Things you might not know
| Fact | Detail |
|---|---|
| Slayer's first proper video | The Seasons in the Abyss promo, filmed at the Giza Plateau in Egypt, was the first time the band had committed to a full conceptual music video shoot. |
| The Temptation accident | Kerry King's reference vocal and Tom Araya's lead were both left up in the monitor mix during playback; the band liked the unintended doubling and kept it on the finished record. |
| Andy Wallace, one year out from Nevermind | The engineer who mixed Seasons in the Abyss in June 1990 would mix Nirvana's Nevermind in May 1991, less than a year later. |
| Slayer's longest studio album | At 42 minutes 27 seconds, Seasons is the longest LP in the Slayer catalogue. |
| Concrete Foundations Award | The Seasons in the Abyss video won Best Video at the 1991 Foundations Forum, tied with Jane's Addiction's Been Caught Stealing. |
| The Gulf War footnote | J.D. Considine reported in The Baltimore Sun in February 1991 that the US Army was using Slayer songs, including War Ensemble, to psych troops during Operation Desert Shield. |
| Sales beyond gold | By 2017 US Nielsen SoundScan tallies for Seasons in the Abyss had passed 813,000 copies. |
| S.O.D. parody single | Stormtroopers of Death released a parody titled Seasoning the Obese in tribute to the album. |
| Sleigher Christmas cover | In 2021 a prog supergroup billed as Sleigher, featuring members of Haken, Cradle of Filth, Venom Inc., Protest the Hero and Dream Theater's Jordan Rudess, released Seasons Greetings in the Abyss. |
| Last Lombardo studio LP for sixteen years | Dave Lombardo would not appear on another Slayer studio album until Christ Illusion in 2006. |
| Larry Carroll's third Slayer sleeve | Carroll had already painted Reign in Blood and South of Heaven; Seasons in the Abyss was his third consecutive Slayer cover. |
| Henkka T. Blacksmith's verdict | The Children of Bodom bassist has described Seasons in the Abyss as the best metal album ever made. |
How to listen now
Seasons in the Abyss is available on every major streaming service in its original 1990 form via the American Recordings catalogue (now distributed by Sony Music).
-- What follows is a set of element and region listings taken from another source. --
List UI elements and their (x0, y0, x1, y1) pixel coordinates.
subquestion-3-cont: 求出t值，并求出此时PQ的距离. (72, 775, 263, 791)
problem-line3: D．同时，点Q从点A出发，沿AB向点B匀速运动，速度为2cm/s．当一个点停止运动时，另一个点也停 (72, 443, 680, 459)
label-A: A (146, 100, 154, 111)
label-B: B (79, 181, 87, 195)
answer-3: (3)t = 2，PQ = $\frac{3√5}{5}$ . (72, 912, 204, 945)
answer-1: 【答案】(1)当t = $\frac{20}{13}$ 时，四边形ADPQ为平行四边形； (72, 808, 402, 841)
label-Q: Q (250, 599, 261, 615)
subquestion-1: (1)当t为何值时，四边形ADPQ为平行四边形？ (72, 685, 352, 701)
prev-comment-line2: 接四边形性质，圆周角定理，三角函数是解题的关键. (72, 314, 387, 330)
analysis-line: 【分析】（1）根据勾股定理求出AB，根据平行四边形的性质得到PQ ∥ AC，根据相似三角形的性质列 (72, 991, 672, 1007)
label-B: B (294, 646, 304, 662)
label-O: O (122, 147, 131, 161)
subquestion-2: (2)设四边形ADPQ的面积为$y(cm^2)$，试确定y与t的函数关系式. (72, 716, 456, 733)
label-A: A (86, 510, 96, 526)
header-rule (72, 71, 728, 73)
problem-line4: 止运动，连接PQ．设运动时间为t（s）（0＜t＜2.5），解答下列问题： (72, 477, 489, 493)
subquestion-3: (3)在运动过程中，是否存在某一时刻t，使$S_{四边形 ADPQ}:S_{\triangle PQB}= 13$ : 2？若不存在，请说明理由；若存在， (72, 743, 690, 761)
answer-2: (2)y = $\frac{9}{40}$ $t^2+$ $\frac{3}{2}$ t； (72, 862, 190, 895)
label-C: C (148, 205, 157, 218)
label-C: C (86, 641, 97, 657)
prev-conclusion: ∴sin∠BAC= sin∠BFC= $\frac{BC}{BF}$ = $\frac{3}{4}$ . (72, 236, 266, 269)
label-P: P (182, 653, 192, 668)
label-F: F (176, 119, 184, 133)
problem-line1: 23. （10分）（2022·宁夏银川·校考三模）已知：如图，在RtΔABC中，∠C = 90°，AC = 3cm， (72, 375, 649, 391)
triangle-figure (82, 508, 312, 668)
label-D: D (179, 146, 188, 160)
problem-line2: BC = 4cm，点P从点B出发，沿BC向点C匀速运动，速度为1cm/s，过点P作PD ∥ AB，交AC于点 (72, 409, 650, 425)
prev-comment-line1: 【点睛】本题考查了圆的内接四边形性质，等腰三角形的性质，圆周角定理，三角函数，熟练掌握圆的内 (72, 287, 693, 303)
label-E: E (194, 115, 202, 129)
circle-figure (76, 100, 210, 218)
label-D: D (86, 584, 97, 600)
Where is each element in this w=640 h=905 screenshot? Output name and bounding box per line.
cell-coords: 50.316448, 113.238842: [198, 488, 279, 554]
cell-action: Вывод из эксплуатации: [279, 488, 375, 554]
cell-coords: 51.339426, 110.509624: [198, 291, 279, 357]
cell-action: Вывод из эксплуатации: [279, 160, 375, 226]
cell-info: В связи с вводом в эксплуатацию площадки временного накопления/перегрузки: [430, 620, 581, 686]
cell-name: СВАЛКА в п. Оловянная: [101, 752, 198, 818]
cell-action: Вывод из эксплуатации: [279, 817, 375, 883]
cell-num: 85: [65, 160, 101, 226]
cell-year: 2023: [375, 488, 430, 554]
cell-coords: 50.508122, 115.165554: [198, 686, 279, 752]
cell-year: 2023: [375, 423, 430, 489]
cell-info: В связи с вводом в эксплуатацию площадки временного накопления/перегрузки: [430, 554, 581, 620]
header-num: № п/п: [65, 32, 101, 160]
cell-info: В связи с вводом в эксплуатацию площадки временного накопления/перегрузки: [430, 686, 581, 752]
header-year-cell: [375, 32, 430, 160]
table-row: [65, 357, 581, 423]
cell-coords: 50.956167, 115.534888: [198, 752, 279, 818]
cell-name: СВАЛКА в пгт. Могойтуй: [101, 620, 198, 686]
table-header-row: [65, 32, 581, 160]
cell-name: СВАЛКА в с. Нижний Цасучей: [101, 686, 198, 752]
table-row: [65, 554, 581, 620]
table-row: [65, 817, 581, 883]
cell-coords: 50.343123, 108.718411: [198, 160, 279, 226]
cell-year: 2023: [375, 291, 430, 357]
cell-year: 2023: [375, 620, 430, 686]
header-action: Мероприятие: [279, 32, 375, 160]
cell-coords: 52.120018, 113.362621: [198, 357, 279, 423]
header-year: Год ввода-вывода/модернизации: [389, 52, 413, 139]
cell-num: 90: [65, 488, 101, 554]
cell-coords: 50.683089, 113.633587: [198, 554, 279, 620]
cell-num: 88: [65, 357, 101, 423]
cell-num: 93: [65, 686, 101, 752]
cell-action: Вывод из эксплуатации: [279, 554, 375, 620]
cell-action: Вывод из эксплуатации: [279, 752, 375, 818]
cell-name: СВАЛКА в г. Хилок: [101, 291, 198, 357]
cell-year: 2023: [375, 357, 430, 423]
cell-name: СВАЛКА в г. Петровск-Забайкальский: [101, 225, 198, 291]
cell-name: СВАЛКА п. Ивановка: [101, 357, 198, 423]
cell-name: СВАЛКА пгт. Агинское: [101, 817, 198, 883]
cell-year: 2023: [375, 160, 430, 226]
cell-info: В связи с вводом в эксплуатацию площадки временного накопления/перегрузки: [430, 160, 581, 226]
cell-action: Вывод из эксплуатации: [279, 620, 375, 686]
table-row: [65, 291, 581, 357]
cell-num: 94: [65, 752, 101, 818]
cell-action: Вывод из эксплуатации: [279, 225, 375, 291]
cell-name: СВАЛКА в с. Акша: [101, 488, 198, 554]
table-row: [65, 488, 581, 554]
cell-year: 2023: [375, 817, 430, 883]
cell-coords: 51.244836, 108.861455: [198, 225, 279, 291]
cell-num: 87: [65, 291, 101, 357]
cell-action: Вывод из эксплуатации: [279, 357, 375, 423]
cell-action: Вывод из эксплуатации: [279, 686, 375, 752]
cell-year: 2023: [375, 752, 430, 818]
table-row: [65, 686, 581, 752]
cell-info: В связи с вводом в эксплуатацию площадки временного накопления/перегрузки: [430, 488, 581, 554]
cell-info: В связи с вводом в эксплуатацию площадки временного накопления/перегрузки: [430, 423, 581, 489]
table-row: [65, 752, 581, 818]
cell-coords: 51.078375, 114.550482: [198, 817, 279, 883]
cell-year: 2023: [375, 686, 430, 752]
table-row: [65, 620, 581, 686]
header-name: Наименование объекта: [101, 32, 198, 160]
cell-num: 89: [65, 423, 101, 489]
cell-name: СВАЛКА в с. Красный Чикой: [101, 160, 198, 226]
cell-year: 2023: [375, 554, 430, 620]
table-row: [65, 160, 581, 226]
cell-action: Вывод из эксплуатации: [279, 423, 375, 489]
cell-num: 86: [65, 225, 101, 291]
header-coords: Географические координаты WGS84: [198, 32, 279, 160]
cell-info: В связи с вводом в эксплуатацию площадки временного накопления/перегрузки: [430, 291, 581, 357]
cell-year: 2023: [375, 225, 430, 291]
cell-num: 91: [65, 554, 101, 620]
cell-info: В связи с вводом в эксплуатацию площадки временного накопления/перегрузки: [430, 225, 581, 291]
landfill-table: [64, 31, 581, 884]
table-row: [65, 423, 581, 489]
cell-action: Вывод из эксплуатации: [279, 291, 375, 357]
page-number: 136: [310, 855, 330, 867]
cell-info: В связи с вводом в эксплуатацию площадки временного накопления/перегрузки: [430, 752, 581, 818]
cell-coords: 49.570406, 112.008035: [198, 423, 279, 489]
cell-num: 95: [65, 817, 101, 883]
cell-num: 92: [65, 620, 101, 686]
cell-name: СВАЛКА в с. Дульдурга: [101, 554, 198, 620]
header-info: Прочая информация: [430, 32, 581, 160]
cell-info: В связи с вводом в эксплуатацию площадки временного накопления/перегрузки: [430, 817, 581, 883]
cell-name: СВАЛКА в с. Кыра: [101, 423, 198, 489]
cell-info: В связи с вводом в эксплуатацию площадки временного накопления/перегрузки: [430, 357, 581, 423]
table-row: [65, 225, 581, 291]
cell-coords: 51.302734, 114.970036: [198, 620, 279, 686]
Vinyl has remained almost continuously in print since the original Def American pressing and has been reissued in multiple colour variants over the years, with the most widely circulated current edition being the standard black-vinyl American Recordings repress. CD copies of the 1994 American Recordings reissue, with the slightly altered spine art that distinguishes them from the Def American first pressing, are common in the second-hand market. Decade of Aggression, released in October 1991, captures the touring cycle and is the best place to hear the Seasons material in the form Slayer played it live at the height of the album's touring run. For listeners coming to Slayer fresh, Seasons in the Abyss is the album most often recommended as a starting point, precisely because of the structural balance that made fans of the more extreme material accuse it, gently, of being too accessible.